Keep fighting until Macron and the big bosses back down !

إطبع
Lutte Ouvrière workplace newsletter
March 5, 2023

In opposition to retirement at 64, all trade union confederations are calling for March 7 to be “a black day in companies, public administrations and services, shops, education establishments, transport”. Macron has left us no choice – we have to participate.

Even though the attack on pensions has sparked massive demonstrations, for the government it’s business as usual in parliament. With the right wing’s help, the government should be able to have the Senate vote its counter-reform. If they run into a problem, they can just whip out Article 49.31.

Those in government claim to represent the people. But they don’t care whether or not workers, cashiers and warehouse workers, nurses and healthcare aides, home helps and home support workers can keep going until they’re 64 years old. They don’t care how many of them will finish their working life in the unemployment line, on disability or on RSA2.

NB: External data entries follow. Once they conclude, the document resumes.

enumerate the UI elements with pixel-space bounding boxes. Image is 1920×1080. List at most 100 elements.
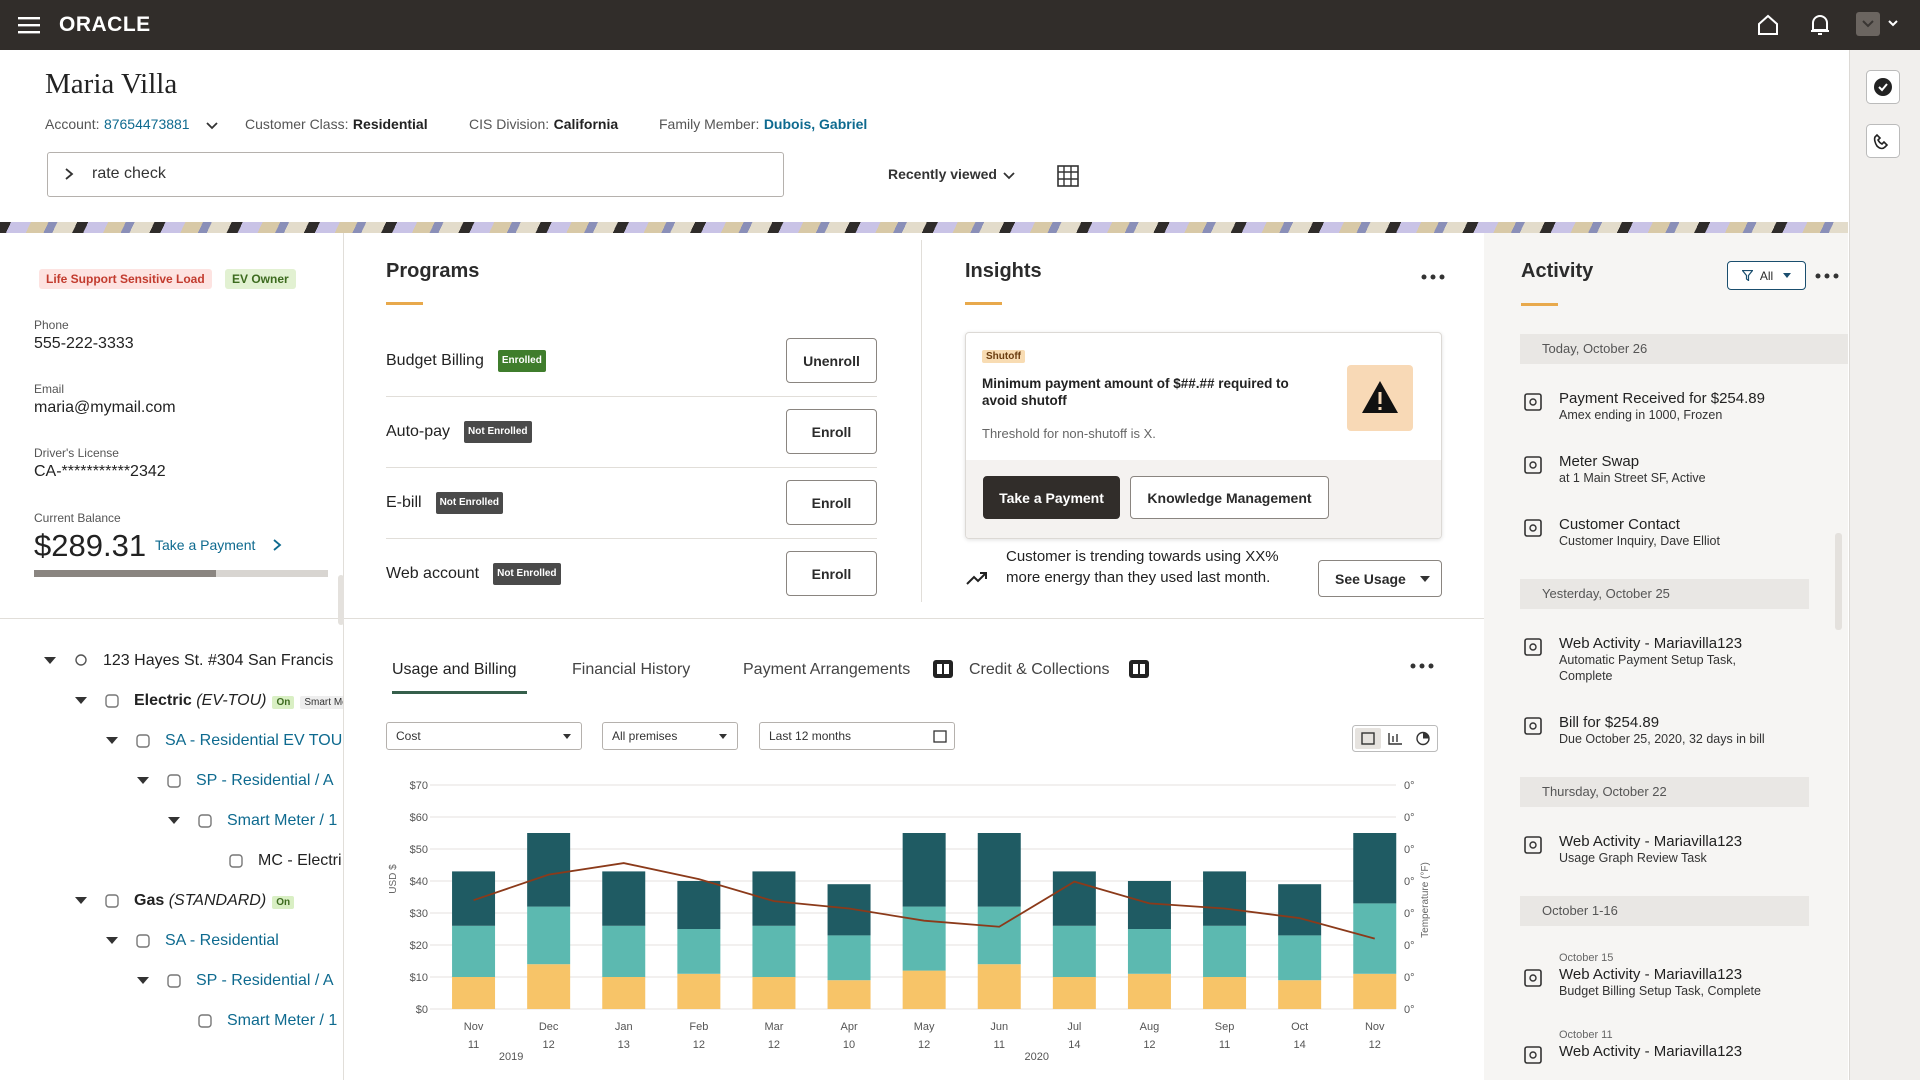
tree-node: Smart Meter / 1 xyxy=(227,1011,337,1031)
node-label[interactable]: SA - Residential EV TOU xyxy=(165,732,343,749)
filter-select[interactable]: All premises xyxy=(602,722,738,750)
filter-value[interactable]: Cost xyxy=(396,729,421,743)
tab[interactable]: Financial History xyxy=(572,661,691,678)
program-button[interactable]: Enroll xyxy=(786,551,877,596)
expand-toggle[interactable] xyxy=(106,937,118,945)
program-button[interactable]: Enroll xyxy=(786,409,877,454)
see-usage-button[interactable]: See Usage xyxy=(1318,560,1442,597)
account-caret[interactable] xyxy=(205,120,219,132)
caret xyxy=(1419,575,1430,582)
expand-toggle[interactable] xyxy=(75,697,87,705)
node-label[interactable]: Smart Meter / 1 xyxy=(227,812,338,829)
item-title[interactable]: Web Activity - Mariavilla123 xyxy=(1559,635,1743,652)
warning-icon xyxy=(1347,365,1413,431)
tab[interactable]: Credit & Collections xyxy=(969,661,1110,678)
node-label[interactable]: SP - Residential / A xyxy=(196,972,334,989)
family-link[interactable]: Dubois, Gabriel xyxy=(763,116,868,132)
chevron xyxy=(137,977,149,984)
program-button[interactable]: Unenroll xyxy=(786,338,877,383)
field-value: Residential xyxy=(352,116,428,132)
expand-toggle[interactable] xyxy=(75,897,87,905)
row-divider xyxy=(386,538,877,539)
recently-viewed[interactable]: Recently viewed xyxy=(888,166,997,182)
item-title[interactable]: Meter Swap xyxy=(1559,453,1640,470)
top-bar xyxy=(0,0,1920,50)
search-query[interactable]: rate check xyxy=(92,165,166,182)
activity-item[interactable]: Web Activity - Mariavilla123 Automatic Pa… xyxy=(1520,635,1848,684)
bar-segment xyxy=(1278,884,1322,936)
activity-item[interactable]: Meter Swap at 1 Main Street SF, Active xyxy=(1520,453,1848,486)
node-icon xyxy=(136,734,150,748)
bell-icon[interactable] xyxy=(1809,13,1831,37)
button-label[interactable]: See Usage xyxy=(1335,570,1406,587)
expand-toggle[interactable] xyxy=(44,657,56,665)
item-title[interactable]: Bill for $254.89 xyxy=(1559,714,1660,731)
x-tick-label: Mar xyxy=(764,1021,783,1033)
more-menu[interactable] xyxy=(1420,272,1446,282)
expand-toggle[interactable] xyxy=(168,817,180,825)
icon-shape xyxy=(1529,643,1537,651)
activity-item[interactable]: Customer Contact Customer Inquiry, Dave E… xyxy=(1520,516,1848,549)
item-title[interactable]: Web Activity - Mariavilla123 xyxy=(1559,1043,1743,1060)
expand-toggle[interactable] xyxy=(137,777,149,785)
tab-icon xyxy=(1129,660,1149,678)
take-payment-button[interactable]: Take a Payment xyxy=(983,476,1120,519)
account-link[interactable]: 87654473881 xyxy=(103,116,190,132)
node-label[interactable]: SA - Residential xyxy=(165,932,279,949)
icon-shape xyxy=(1529,1051,1537,1059)
activity-item[interactable]: Web Activity - Mariavilla123 Usage Graph … xyxy=(1520,833,1848,866)
check-button[interactable] xyxy=(1866,70,1900,104)
program-row: Auto-pay Not Enrolled xyxy=(386,421,532,443)
more-menu[interactable] xyxy=(1409,661,1435,671)
select-icon xyxy=(933,730,947,743)
tab[interactable]: Usage and Billing xyxy=(392,661,517,678)
knowledge-button[interactable]: Knowledge Management xyxy=(1130,476,1329,519)
item-title[interactable]: Customer Contact xyxy=(1559,516,1680,533)
trend-icon xyxy=(966,572,987,585)
node-label[interactable]: Smart Meter / 1 xyxy=(227,1012,338,1029)
activity-item[interactable]: Payment Received for $254.89 Amex ending … xyxy=(1520,390,1848,423)
expand-toggle[interactable] xyxy=(106,737,118,745)
item-title[interactable]: Web Activity - Mariavilla123 xyxy=(1559,833,1743,850)
item-title[interactable]: Web Activity - Mariavilla123 xyxy=(1559,966,1743,983)
activity-icon xyxy=(1524,1046,1542,1064)
side-rail xyxy=(1849,50,1920,1080)
activity-icon xyxy=(1524,638,1542,656)
field-label: Customer Class: xyxy=(245,116,349,132)
search-box[interactable] xyxy=(47,152,784,197)
more-menu[interactable] xyxy=(1814,271,1840,281)
filter-select[interactable]: Cost xyxy=(386,722,582,750)
pay-link[interactable]: Take a Payment xyxy=(155,537,255,553)
brand[interactable]: ORACLE xyxy=(59,13,151,36)
scrollbar[interactable] xyxy=(338,575,344,625)
activity-icon xyxy=(1524,456,1542,474)
pay-link-text[interactable]: Take a Payment xyxy=(155,537,256,553)
filter-value[interactable]: Last 12 months xyxy=(769,729,852,743)
chart-view-toggle[interactable] xyxy=(1352,725,1438,752)
expand-toggle[interactable] xyxy=(137,977,149,985)
home-icon[interactable] xyxy=(1756,13,1780,37)
y-tick-label: $40 xyxy=(410,876,428,888)
menu-icon[interactable] xyxy=(18,15,40,35)
scrollbar[interactable] xyxy=(1835,533,1842,630)
phone-button[interactable] xyxy=(1866,124,1900,158)
activity-item[interactable]: Bill for $254.89 Due October 25, 2020, 32… xyxy=(1520,714,1848,747)
node-label[interactable]: SP - Residential / A xyxy=(196,772,334,789)
recent-caret[interactable] xyxy=(1002,170,1016,182)
node-label: Gas xyxy=(134,892,165,909)
item-title[interactable]: Payment Received for $254.89 xyxy=(1559,390,1765,407)
activity-item[interactable]: October 15 Web Activity - Mariavilla123 Bu… xyxy=(1520,952,1848,999)
activity-filter[interactable]: All xyxy=(1727,261,1806,290)
avatar-icon[interactable] xyxy=(1855,11,1901,37)
filter-value[interactable]: All premises xyxy=(612,729,678,743)
date-header: Thursday, October 22 xyxy=(1520,777,1809,807)
program-button[interactable]: Enroll xyxy=(786,480,877,525)
activity-item[interactable]: October 11 Web Activity - Mariavilla123 xyxy=(1520,1029,1848,1064)
filter-icon xyxy=(1741,270,1753,281)
filter-label[interactable]: All xyxy=(1759,268,1774,283)
tab[interactable]: Payment Arrangements xyxy=(743,661,911,678)
pay-chevron[interactable] xyxy=(271,538,283,552)
filter-select[interactable]: Last 12 months xyxy=(759,722,955,750)
grid-icon[interactable] xyxy=(1057,165,1079,187)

And they lie to us. For weeks, the government lied about ensuring a minimum retirement pension of 1,200 euros. Labor Minister Dussopt has now admitted that this measure would only apply to between 10,000 and 20,000 people.

Macron’s only aim right from the start: take money from the workers’ pockets to continue handing it out to big business. After reducing housing aid and unemployment rights, after tightening the belt on public health, education and transport, it’s time to take money from retirement pensions.

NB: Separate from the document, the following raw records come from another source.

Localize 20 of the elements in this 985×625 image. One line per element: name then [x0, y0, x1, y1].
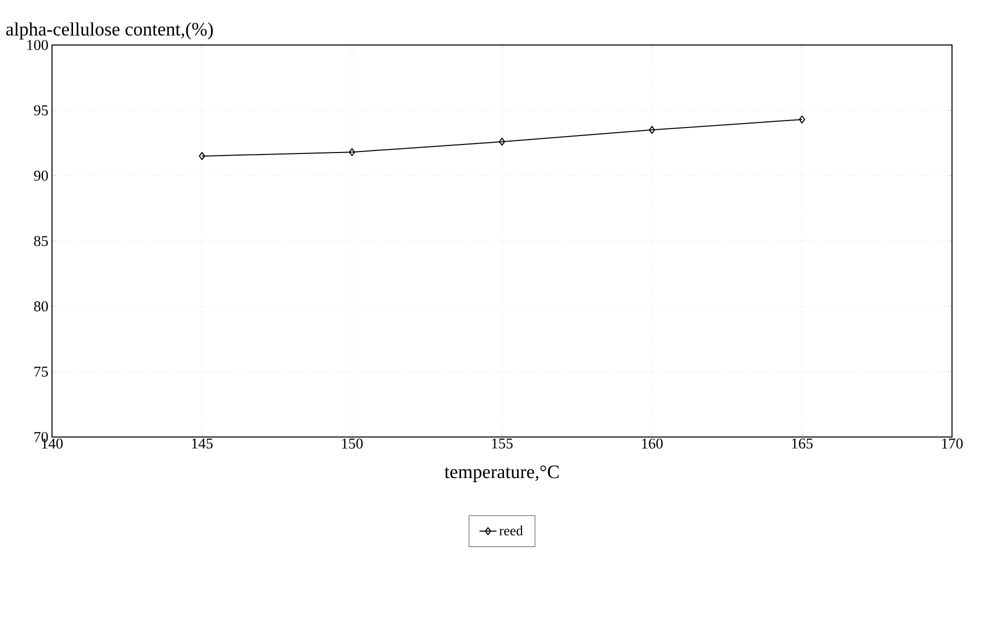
point	[648, 126, 656, 134]
y-tick-label: 100	[27, 40, 48, 50]
x-tick-label: 150	[342, 438, 363, 449]
point	[798, 115, 806, 124]
point	[198, 152, 206, 160]
y-tick-label: 90	[34, 170, 48, 181]
y-axis-title: alpha-cellulose content,(%)	[6, 22, 213, 40]
x-tick-label: 170	[942, 438, 963, 449]
x-tick-label: 160	[642, 438, 663, 449]
x-tick-label: 165	[792, 438, 813, 449]
point	[348, 148, 356, 156]
y-tick-label: 85	[34, 236, 48, 246]
x-tick-label: 155	[492, 438, 513, 449]
x-tick-label: 145	[192, 438, 213, 449]
y-tick-label: 75	[34, 366, 48, 377]
x-axis-title: temperature,°C	[444, 465, 559, 482]
legend-label: reed	[499, 526, 523, 536]
point	[498, 138, 506, 146]
y-tick-label: 95	[34, 105, 48, 116]
y-tick-label: 80	[34, 301, 48, 312]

Retirement fund deficit is 12 to 20 billion euros per year and is serving as an excuse to steal two years’ worth of pensions from workers. A quick comparison: the state awards 160 billion euros a year in exemptions to companies. This year, it even added 50 billion in aid “to relaunch the economy”. The military budget increase means spending 14 billion more every year… for seven years.

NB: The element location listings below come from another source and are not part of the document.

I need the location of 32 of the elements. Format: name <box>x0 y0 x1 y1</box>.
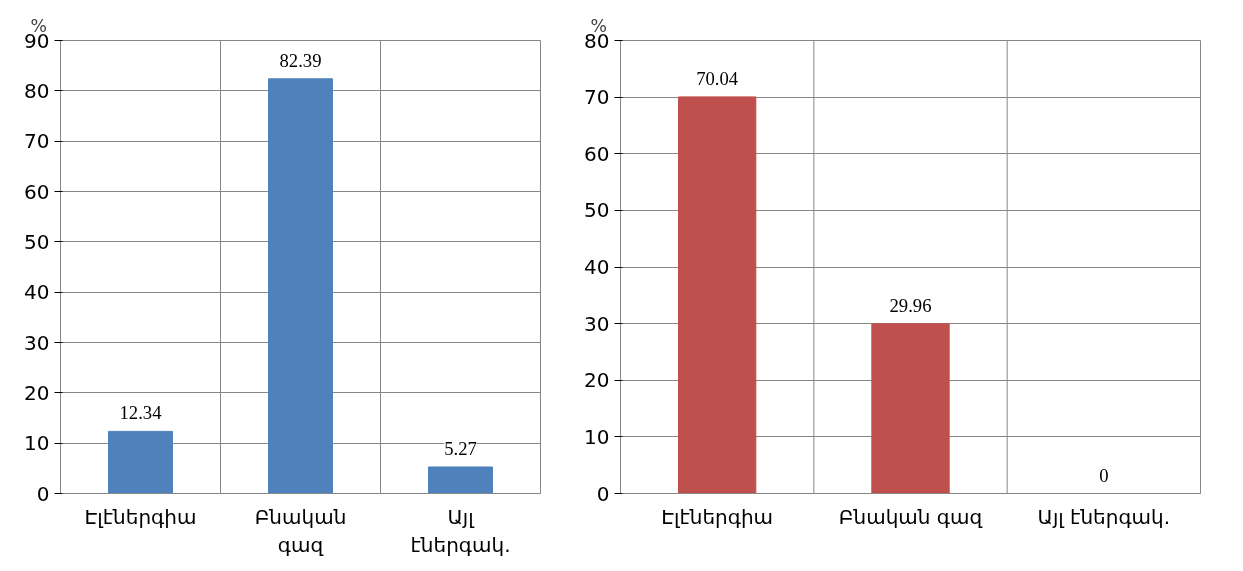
data-label: 0 <box>1099 464 1109 486</box>
y-tick-label: 50 <box>24 229 50 254</box>
y-tick-label: 20 <box>24 380 50 405</box>
y-tick-label: 30 <box>24 330 50 355</box>
x-tick-label: Այլ էներգակ. <box>410 504 511 558</box>
data-label: 82.39 <box>279 49 322 71</box>
data-label: 70.04 <box>696 67 739 89</box>
x-tick-label: Այլ էներգակ. <box>1037 504 1171 529</box>
x-tick-label: Բնական գազ <box>838 504 983 529</box>
y-tick-label: 0 <box>596 481 610 506</box>
data-label: 5.27 <box>444 437 477 459</box>
bar <box>268 78 333 494</box>
data-label: 12.34 <box>119 402 163 424</box>
y-tick-label: 0 <box>36 481 50 506</box>
data-label: 29.96 <box>889 294 932 316</box>
x-tick-label: Էլէներգիա <box>84 504 197 529</box>
y-tick-label: 10 <box>584 424 610 449</box>
y-tick-label: 50 <box>584 198 610 223</box>
bar <box>108 430 173 494</box>
y-tick-label: 30 <box>584 311 610 336</box>
y-tick-label: 60 <box>584 141 610 166</box>
y-tick-label: 60 <box>24 179 50 204</box>
y-tick-label: 70 <box>584 85 610 110</box>
y-tick-label: 10 <box>24 431 50 456</box>
y-tick-label: 40 <box>584 255 610 279</box>
y-tick-label: 40 <box>24 280 50 305</box>
y-tick-label: 20 <box>584 368 610 393</box>
x-tick-label: Բնական գազ <box>254 504 347 558</box>
y-tick-label: 80 <box>24 78 50 103</box>
y-tick-label: 70 <box>24 129 50 154</box>
bar <box>428 466 493 494</box>
x-tick-label: Էլէներգիա <box>661 504 774 529</box>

When billions have to be found to help big business, it’s done immediately. And it’s not as if big business has no money because, in 2022, Total made nearly 20 billion in profits, Stellantis almost 17 billion and CMA-CGM3 23 billion, etc.

And it’s the same thing with inflation. The government finds it perfectly normal for industrialists to raise their prices. It didn’t lift a finger against Total or other speculators or war profiteers who sent the prices of energy and certain raw materials skyrocketing. And now we have food prices that have gone up by 20, 30 or even 50 %! But when workers demand that their wages follow price increases, government and bosses smugly explain that it would be dangerous for the economy.

If we don’t claim what is owed to us, we’ll be crushed by the iron heel of profit-seeking and condemned to watch billions accumulate at one end of society while more and more workers are forced to go to the Restos du Coeur4. So we need to fight and to do so knowing that we can win.

Since January 19, the movement has drawn its strength from the mass participation of workers from both the private and public sectors, from both large and small companies. Even the right-wing’s attempt to divide us by drawing attention to “special retirement regimes” fell flat because it’s so obvious that the real privileged people are the capitalists and the parasitic major shareholders!

We have to continue to mobilize and step up our game.

We keep hearing “the country must be blockaded”. But it’s an illusion to think that rail and refinery workers alone can win the fight.

They do of course have a role to play in bringing people into the fight and they can put a great deal of pressure on the government. But it’s with the workers in the private sector that we can, all together, put big business under pressure if the strikes spread.

In order to win, our side needs to mobilize everyone and use the weapons that have worked in the past: strikes, mass demonstrations and the occupation of companies.

United and determined, we can not only stop this attack but also start an offensive on the rest: inflation, wages, working conditions and all the threats that capitalism holds over us.

As many of us as possible must strike on Tuesday, March 7 and let’s use the awareness of our collective strength to continue until the government backs down!

Nathalie Arthaud

 

1 Article 49 paragraph 3 (49.3) can be used during the examination of a bill in public session in the National Assembly to allow the bill to be adopted without a vote. If the Prime Minister makes that decision, it means that the discussion of the bill is immediately suspended and the text is considered to be adopted without being submitted to a vote. It can only be stopped if a motion of censure is tabled within 24 hours.

2 RSA (Revenu de Solidarité Active): an allowance paid to people who have no income at all, whether or not they are able to work. The amount is currently around 600 euros per month for a single person. Although non-taxable, there are a number of conditions attached.

3 CMA CGM S.A. : a French container transportation and shipping company.

4 The Restaurants du Cœur, commonly known as the Restos du Cœur, is a French charity, whose main activity is the distribution of food packages and hot meals.